Deutschlandfunk Interview
Montag bis Sonntag

26.7.2004

Rechtschreibreform in der Kritik
Interview mit Gerhard Augst, stellvertretender Vorsitzender der Zwischenstaatlichen Kommission für deutsche Rechtschreibung
Moderation: Friedbert Meurer

Schultafel mit alter und neuer Rechstschreibung (Foto: AP)
Schultafel mit alter und neuer Rechstschreibung (Foto: AP)
Meurer: Dreiviertel der Deutschen sind laut einer Umfrage gegen die neue Rechtschreibreform. Trotzdem soll sie ab dem 1. August 2005 verbindlich in Schulen und Ämtern eingeführt werden. Dann läuft die derzeit gültige Übergangsfrist aus. Wir Erwachsenen tun uns schwer, uns mit der Reform anzufreunden. Und weil sie so unpopulär ist, wollen immer mehr Ministerpräsidenten – vier oder je nach Zählweise fünf sind es jetzt, alle aus der Union übrigens – die Reform wieder rückgängig machen. Dazu müssen sie aber ihren Kulturministern in die Parade fahren. Zuständig für die Reform ist die so genannte Zwischenstaatliche Kommission für deutsche Rechtschreibung, in der Vertreter aus Deutschland, Österreich, der Schweiz und Liechtenstein sitzen. Ihr stellvertretender Vorsitzender ist der Germanistikprofessor Gerhard Augst. Guten Morgen Herr Augst.

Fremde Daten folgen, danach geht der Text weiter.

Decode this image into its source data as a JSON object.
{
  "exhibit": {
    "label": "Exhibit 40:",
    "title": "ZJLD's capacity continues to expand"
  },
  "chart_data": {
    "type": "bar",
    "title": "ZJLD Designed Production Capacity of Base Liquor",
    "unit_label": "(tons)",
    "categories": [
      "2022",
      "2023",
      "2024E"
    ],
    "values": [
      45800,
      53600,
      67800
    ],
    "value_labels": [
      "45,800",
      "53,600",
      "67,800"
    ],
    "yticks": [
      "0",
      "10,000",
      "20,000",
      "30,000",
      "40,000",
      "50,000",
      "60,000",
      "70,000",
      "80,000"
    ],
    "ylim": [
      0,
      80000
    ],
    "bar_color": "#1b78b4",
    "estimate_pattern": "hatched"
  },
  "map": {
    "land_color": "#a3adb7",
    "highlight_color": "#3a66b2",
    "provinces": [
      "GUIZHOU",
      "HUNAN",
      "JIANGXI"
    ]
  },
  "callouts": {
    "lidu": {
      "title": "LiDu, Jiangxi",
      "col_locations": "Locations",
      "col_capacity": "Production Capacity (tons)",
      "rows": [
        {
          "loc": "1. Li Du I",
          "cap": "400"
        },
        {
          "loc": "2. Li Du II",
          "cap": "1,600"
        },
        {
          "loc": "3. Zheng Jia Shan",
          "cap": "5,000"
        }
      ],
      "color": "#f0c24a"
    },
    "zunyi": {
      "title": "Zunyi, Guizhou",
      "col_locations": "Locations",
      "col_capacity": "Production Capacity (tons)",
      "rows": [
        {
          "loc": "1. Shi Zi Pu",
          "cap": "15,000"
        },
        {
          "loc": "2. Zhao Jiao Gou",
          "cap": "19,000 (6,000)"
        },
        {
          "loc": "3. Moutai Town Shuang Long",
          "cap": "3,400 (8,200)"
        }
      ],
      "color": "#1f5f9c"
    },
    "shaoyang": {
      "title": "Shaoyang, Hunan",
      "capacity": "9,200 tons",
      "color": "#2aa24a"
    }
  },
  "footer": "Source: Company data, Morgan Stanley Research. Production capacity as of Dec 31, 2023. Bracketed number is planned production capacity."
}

Augst: Guten Morgen Herr Meurer.

Meurer: Wie groß ist Ihre Sorge, dass die Rechtschreibreform doch noch gekippt wird?

Augst: Also ich glaube, dass es unverantwortlich wäre, die Rechtschreibreform noch zu kippen und ich glaube auch nicht, dass sie gekippt wird, wir müssen das eben durchstehen, was zur Zeit politisch passiert.

Meurer: Aber wenn jetzt noch einige Ministerpräsidenten dazukommen, könnte es doch in der Tat einen Beschluss geben, die Reform wieder abzublasen.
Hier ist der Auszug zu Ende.